To address these issues, researchers designed a new gapfilling algorithm termed OMEGGA (OMics-Enabled Global GApfilling). As indicated by its name, OMEGGA uses diverse data sources (such as amplicon, transcriptomic, proteomic, and metabolomic data) to simultaneously fit a draft metabolic model to all available phenotype data. In this work, researchers demonstrate the two major capabilities of OMEGGA: global and omics-guided gapfilling.
For global (or simultaneous) gapfilling, researchers developed a linear programming (LP)-based algorithm to identify a minimal set of reactions meeting all experimentally observed growth conditions, without iterative fitting. The LP-based algorithm shows far superior performance compared to existing mixed integer linear programming (MILP)-based algorithms as demonstrated through a case study using Escherichia coli. While the computational burden builds up exponentially as the number of media conditions increases, the actual computational time was indeed acceptable, indicating that the algorithm can be flexibly extended to more complex datasets by leveraging higher performance computational power in KBase. Importantly, the clever design of LP-based algorithm allows researchers to use non-proprietary LP solvers, avoiding any potential licensing issues. In parallel, researchers also developed an algorithm that incorporates–(1) gene annotations from multiple complementary pipelines (e.g., RAST, Prokka, Koala, DeepEC), and (2) additional omics data (e.g., transcriptomic profiles). In the case study of E. coli, the gapfilling solutions showed much stronger genomic and experimental consistencies than the typical parsimonious gapfilling. The inclusion of biologically relevant reactions is critical to avoid false positives, which traditionally requires manual curation.

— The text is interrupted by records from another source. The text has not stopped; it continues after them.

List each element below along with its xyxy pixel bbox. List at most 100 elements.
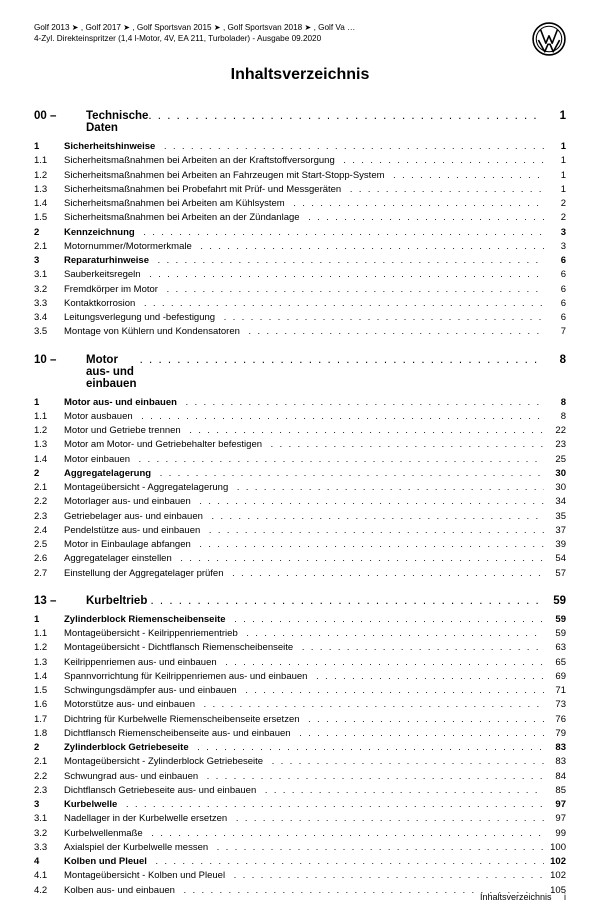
dot-leader: . . . . . . . . . . . . . . . . . . . . … (237, 481, 544, 495)
entry-label: Sicherheitsmaßnahmen bei Arbeiten an der… (64, 211, 308, 225)
toc-entry-row: 3.2Fremdkörper im Motor . . . . . . . . … (34, 283, 566, 297)
entry-number: 3.5 (34, 325, 64, 339)
dot-leader: . . . . . . . . . . . . . . . . . . . . … (151, 595, 542, 607)
entry-number: 2 (34, 467, 64, 481)
entry-number: 2.5 (34, 538, 64, 552)
entry-number: 1.1 (34, 410, 64, 424)
entry-label: Reparaturhinweise (64, 254, 158, 268)
entry-page: 37 (544, 524, 566, 538)
entry-label: Kurbelwellenmaße (64, 827, 151, 841)
entry-label: Nadellager in der Kurbelwelle ersetzen (64, 812, 236, 826)
dot-leader: . . . . . . . . . . . . . . . . . . . . … (156, 855, 544, 869)
entry-label: Schwingungsdämpfer aus- und einbauen (64, 684, 245, 698)
entry-page: 83 (544, 741, 566, 755)
toc-entry-row: 1Sicherheitshinweise . . . . . . . . . .… (34, 140, 566, 154)
toc-entry-row: 1.2Sicherheitsmaßnahmen bei Arbeiten an … (34, 169, 566, 183)
toc-entry-row: 1.4Motor einbauen . . . . . . . . . . . … (34, 453, 566, 467)
entry-number: 2.1 (34, 755, 64, 769)
toc-entry-row: 1.3Keilrippenriemen aus- und einbauen . … (34, 656, 566, 670)
toc-entry-row: 2.3Dichtflansch Getriebeseite aus- und e… (34, 784, 566, 798)
entry-label: Montageübersicht - Kolben und Pleuel (64, 869, 234, 883)
entry-label: Zylinderblock Riemenscheibenseite (64, 613, 234, 627)
dot-leader: . . . . . . . . . . . . . . . . . . . . … (148, 110, 542, 122)
entry-number: 3.2 (34, 283, 64, 297)
entry-label: Einstellung der Aggregatelager prüfen (64, 567, 232, 581)
entry-page: 73 (544, 698, 566, 712)
toc-entry-row: 3.2Kurbelwellenmaße . . . . . . . . . . … (34, 827, 566, 841)
chapter-page: 8 (542, 354, 566, 366)
dot-leader: . . . . . . . . . . . . . . . . . . . . … (140, 354, 542, 366)
entry-label: Kontaktkorrosion (64, 297, 144, 311)
entry-page: 39 (544, 538, 566, 552)
entry-label: Sauberkeitsregeln (64, 268, 149, 282)
entry-page: 79 (544, 727, 566, 741)
toc-entry-row: 1.8Dichtflansch Riemenscheibenseite aus-… (34, 727, 566, 741)
chapter-number: 00 – (34, 110, 86, 122)
entry-number: 1.5 (34, 211, 64, 225)
entry-number: 1.6 (34, 698, 64, 712)
dot-leader: . . . . . . . . . . . . . . . . . . . . … (302, 641, 544, 655)
entry-page: 6 (544, 297, 566, 311)
toc-entry-row: 1.1Motor ausbauen . . . . . . . . . . . … (34, 410, 566, 424)
entry-label: Kolben aus- und einbauen (64, 884, 184, 898)
entry-label: Motor ausbauen (64, 410, 141, 424)
entry-number: 2.2 (34, 495, 64, 509)
entry-page: 59 (544, 627, 566, 641)
dot-leader: . . . . . . . . . . . . . . . . . . . . … (139, 453, 544, 467)
entry-number: 1.1 (34, 154, 64, 168)
entry-number: 1.2 (34, 169, 64, 183)
entry-page: 102 (544, 869, 566, 883)
toc-entry-row: 3Kurbelwelle . . . . . . . . . . . . . .… (34, 798, 566, 812)
toc-entry-row: 4Kolben und Pleuel . . . . . . . . . . .… (34, 855, 566, 869)
page-title: Inhaltsverzeichnis (34, 66, 566, 84)
entry-page: 6 (544, 283, 566, 297)
entry-number: 1.3 (34, 438, 64, 452)
toc-entry-row: 2.1Montageübersicht - Zylinderblock Getr… (34, 755, 566, 769)
toc-entry-row: 3.3Kontaktkorrosion . . . . . . . . . . … (34, 297, 566, 311)
dot-leader: . . . . . . . . . . . . . . . . . . . . … (204, 698, 544, 712)
toc-entry-row: 2.1Montageübersicht - Aggregatelagerung … (34, 481, 566, 495)
entry-page: 30 (544, 467, 566, 481)
dot-leader: . . . . . . . . . . . . . . . . . . . . … (207, 770, 544, 784)
entry-label: Spannvorrichtung für Keilrippenriemen au… (64, 670, 316, 684)
chapter-page: 59 (542, 595, 566, 607)
entry-label: Motor am Motor- und Getriebehalter befes… (64, 438, 271, 452)
toc-entry-row: 1.6Motorstütze aus- und einbauen . . . .… (34, 698, 566, 712)
entry-number: 2.6 (34, 552, 64, 566)
entry-label: Motor einbauen (64, 453, 139, 467)
toc-entry-row: 3.1Nadellager in der Kurbelwelle ersetze… (34, 812, 566, 826)
dot-leader: . . . . . . . . . . . . . . . . . . . . … (308, 713, 544, 727)
dot-leader: . . . . . . . . . . . . . . . . . . . . … (234, 869, 544, 883)
entry-number: 4.1 (34, 869, 64, 883)
toc-entry-row: 1.5Schwingungsdämpfer aus- und einbauen … (34, 684, 566, 698)
entry-number: 3.3 (34, 297, 64, 311)
entry-page: 22 (544, 424, 566, 438)
entry-number: 1.7 (34, 713, 64, 727)
entry-page: 7 (544, 325, 566, 339)
entry-label: Sicherheitsmaßnahmen bei Arbeiten an der… (64, 154, 343, 168)
dot-leader: . . . . . . . . . . . . . . . . . . . . … (199, 495, 544, 509)
dot-leader: . . . . . . . . . . . . . . . . . . . . … (141, 410, 544, 424)
entry-number: 1 (34, 396, 64, 410)
entry-page: 57 (544, 567, 566, 581)
entry-page: 2 (544, 197, 566, 211)
entry-number: 2 (34, 741, 64, 755)
entry-number: 2.3 (34, 510, 64, 524)
dot-leader: . . . . . . . . . . . . . . . . . . . . … (212, 510, 544, 524)
toc-entry-row: 2.1Motornummer/Motormerkmale . . . . . .… (34, 240, 566, 254)
entry-number: 1 (34, 613, 64, 627)
entry-page: 76 (544, 713, 566, 727)
entry-label: Fremdkörper im Motor (64, 283, 167, 297)
page-footer: Inhaltsverzeichnis i (480, 892, 566, 902)
entry-label: Sicherheitsmaßnahmen bei Probefahrt mit … (64, 183, 350, 197)
toc-entry-row: 2.5Motor in Einbaulage abfangen . . . . … (34, 538, 566, 552)
entry-label: Motor in Einbaulage abfangen (64, 538, 199, 552)
entry-page: 1 (544, 140, 566, 154)
entry-number: 3.4 (34, 311, 64, 325)
dot-leader: . . . . . . . . . . . . . . . . . . . . … (126, 798, 544, 812)
entry-number: 2.1 (34, 240, 64, 254)
toc-entry-row: 1.3Sicherheitsmaßnahmen bei Probefahrt m… (34, 183, 566, 197)
dot-leader: . . . . . . . . . . . . . . . . . . . . … (164, 140, 544, 154)
entry-number: 1.5 (34, 684, 64, 698)
entry-number: 3.1 (34, 812, 64, 826)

Researchers will extend the test cases to include non-model organisms by using condition-specific multiomics and phenotype data from the Model Soil Consortia-2 (MSC-2) and associated isolated organisms developed through PNNL’s Soil Microbiome SFA. Researchers are working with the KBase team to incorporate the OMEGGA algorithm into KBase. The team will build an external application library for gapfilling and incorporate that into existing KBase apps that can leverage the multiomics data to derive more biologically relevant and realistic gapfilling solutions. To improve quality and supportability of the software, testing and documentation will also be incorporated into automated processes. The new optimization algorithms and KBase apps greatly facilitate the construction of high-quality metabolic networks by simultaneously incorporating molecular and phenotypic observations, eliminating the need for time-consuming, manual troubleshooting.
PNNL is a multi-program national laboratory operated by Battelle for the DOE under Contract DE-AC05-76RLO 1830. This program is supported by the U. S. Department of Energy, Office of Science, through the Genomic Science program, Office of Biological and Environmental Research, under FWP 70880 and FWP 78749.